The $414 million “Management Flexibility Reduction” for UNC back in 2011 was not an overall budget cut. It refers to reductions in the budget. There was an actual increase in total state funding for the UNC System between from FY 2010-2011 to FY 2011-2012, as documented by the state’s official budget records.

The 2011 Management Flexibility Reduction did require reductions in part of the UNC budget, in order to shift funding to other areas of the budget, during a fiscal year when there was an overall net increase in the total UNC budget. Regardless, that was over a decade ago, before I served as State Budget Director (2013-2014) and had ever met Lee Roberts.

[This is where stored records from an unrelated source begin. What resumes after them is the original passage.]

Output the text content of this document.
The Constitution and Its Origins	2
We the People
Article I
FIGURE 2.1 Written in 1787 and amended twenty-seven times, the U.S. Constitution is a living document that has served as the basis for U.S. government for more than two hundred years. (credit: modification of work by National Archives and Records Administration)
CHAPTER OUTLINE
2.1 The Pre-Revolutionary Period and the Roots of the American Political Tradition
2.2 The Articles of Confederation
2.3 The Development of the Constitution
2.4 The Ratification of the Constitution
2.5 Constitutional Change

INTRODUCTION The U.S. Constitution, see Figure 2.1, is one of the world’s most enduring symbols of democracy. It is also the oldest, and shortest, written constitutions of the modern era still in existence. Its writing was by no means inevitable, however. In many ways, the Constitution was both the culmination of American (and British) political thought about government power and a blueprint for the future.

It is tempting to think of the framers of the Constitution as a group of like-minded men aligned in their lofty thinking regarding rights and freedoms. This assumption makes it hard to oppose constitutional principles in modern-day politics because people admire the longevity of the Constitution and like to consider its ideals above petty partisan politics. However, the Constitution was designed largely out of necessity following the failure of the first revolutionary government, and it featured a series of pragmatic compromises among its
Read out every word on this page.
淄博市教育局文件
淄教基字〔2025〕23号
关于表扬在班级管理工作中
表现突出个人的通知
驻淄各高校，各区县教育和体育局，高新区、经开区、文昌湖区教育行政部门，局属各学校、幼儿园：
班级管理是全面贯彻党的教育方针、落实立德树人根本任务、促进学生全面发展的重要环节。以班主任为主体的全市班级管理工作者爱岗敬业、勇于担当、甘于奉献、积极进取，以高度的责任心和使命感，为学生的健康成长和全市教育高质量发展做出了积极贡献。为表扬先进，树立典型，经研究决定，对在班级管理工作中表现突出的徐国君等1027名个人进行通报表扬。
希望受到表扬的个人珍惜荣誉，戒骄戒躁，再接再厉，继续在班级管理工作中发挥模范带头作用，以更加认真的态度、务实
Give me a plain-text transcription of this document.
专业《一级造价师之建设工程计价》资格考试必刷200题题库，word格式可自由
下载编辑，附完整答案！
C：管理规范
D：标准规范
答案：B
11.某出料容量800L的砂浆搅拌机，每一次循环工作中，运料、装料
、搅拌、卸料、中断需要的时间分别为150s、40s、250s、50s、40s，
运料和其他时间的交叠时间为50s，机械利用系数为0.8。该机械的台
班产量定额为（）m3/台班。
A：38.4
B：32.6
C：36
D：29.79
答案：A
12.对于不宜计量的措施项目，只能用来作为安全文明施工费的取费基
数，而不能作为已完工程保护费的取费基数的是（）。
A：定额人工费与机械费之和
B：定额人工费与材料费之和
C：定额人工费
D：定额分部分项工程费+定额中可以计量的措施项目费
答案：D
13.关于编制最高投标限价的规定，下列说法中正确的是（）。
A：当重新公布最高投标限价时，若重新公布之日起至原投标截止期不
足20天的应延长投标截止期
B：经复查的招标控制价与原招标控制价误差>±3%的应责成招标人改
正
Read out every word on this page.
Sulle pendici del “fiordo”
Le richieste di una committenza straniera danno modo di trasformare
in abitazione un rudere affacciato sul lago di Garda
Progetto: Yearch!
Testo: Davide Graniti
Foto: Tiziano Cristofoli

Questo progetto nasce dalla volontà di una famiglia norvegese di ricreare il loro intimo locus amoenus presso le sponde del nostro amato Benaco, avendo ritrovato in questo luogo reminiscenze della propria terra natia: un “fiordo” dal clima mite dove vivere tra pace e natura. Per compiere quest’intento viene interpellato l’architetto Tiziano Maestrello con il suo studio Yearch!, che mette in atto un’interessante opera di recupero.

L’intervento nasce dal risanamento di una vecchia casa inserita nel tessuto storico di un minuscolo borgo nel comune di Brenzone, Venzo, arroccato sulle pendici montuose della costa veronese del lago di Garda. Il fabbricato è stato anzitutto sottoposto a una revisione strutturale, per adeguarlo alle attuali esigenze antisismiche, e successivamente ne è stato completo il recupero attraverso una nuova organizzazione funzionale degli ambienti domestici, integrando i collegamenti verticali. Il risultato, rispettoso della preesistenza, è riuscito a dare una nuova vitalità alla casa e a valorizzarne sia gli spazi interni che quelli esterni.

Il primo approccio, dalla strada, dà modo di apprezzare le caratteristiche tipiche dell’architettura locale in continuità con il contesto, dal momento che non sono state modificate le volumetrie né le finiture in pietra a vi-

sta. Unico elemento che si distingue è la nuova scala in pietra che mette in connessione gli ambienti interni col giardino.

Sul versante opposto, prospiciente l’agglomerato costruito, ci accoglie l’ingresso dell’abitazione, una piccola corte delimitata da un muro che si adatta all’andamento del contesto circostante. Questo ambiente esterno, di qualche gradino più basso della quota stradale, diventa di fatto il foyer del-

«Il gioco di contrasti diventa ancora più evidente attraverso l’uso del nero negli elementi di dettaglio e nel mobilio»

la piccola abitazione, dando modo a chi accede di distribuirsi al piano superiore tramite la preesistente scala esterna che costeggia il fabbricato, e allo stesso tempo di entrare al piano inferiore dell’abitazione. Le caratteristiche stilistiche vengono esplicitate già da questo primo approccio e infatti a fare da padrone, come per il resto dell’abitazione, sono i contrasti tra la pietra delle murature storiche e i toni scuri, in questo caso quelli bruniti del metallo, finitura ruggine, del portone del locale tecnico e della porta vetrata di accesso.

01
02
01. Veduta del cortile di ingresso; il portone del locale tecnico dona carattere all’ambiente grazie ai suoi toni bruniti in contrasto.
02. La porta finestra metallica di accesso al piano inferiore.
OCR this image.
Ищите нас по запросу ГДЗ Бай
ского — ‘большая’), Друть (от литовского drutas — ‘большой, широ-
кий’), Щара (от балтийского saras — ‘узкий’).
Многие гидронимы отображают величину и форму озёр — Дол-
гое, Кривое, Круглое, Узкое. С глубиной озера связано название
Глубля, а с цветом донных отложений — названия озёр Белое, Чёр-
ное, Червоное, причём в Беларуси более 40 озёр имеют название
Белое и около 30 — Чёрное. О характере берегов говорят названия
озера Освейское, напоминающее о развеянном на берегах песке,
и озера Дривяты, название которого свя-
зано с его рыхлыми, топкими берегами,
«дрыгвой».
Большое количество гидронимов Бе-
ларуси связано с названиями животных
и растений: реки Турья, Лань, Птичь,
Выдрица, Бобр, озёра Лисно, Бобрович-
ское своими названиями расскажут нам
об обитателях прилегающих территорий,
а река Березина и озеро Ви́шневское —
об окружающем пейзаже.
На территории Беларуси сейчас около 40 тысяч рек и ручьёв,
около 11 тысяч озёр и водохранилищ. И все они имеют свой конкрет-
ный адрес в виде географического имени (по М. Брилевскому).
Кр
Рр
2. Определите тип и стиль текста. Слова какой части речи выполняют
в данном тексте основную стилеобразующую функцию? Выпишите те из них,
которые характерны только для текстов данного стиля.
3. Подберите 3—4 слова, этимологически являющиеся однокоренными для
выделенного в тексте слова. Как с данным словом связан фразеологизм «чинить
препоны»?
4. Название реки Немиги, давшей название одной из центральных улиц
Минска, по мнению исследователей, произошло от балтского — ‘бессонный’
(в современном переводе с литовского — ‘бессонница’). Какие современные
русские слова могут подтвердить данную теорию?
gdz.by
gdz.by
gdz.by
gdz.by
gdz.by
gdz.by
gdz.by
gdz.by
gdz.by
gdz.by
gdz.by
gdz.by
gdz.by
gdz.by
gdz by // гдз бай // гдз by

While The James G. Martin Center, formally known as the John W. Pope Center for Higher Education Policy, supported proposals for budget cuts that fiscal year, I speak for myself — people at organizations do not speak for me. Back in 2011 and today, I do not act as publisher or editor for the Martin Center (or Locke Foundation) and do not know in advance what they will publish.

Rather than having “targeted Black and low-income communities,” I believe my company has served hundreds of communities, including African American and low-income communities, by providing thousands of local jobs, providing affordable merchandise to millions of customers and generating tens of millions of dollars in taxes to provide for state and local government, including education. I would rather this, than my company engage in discrimination and avoid serving African American neighborhoods, that too often are located in retail food deserts.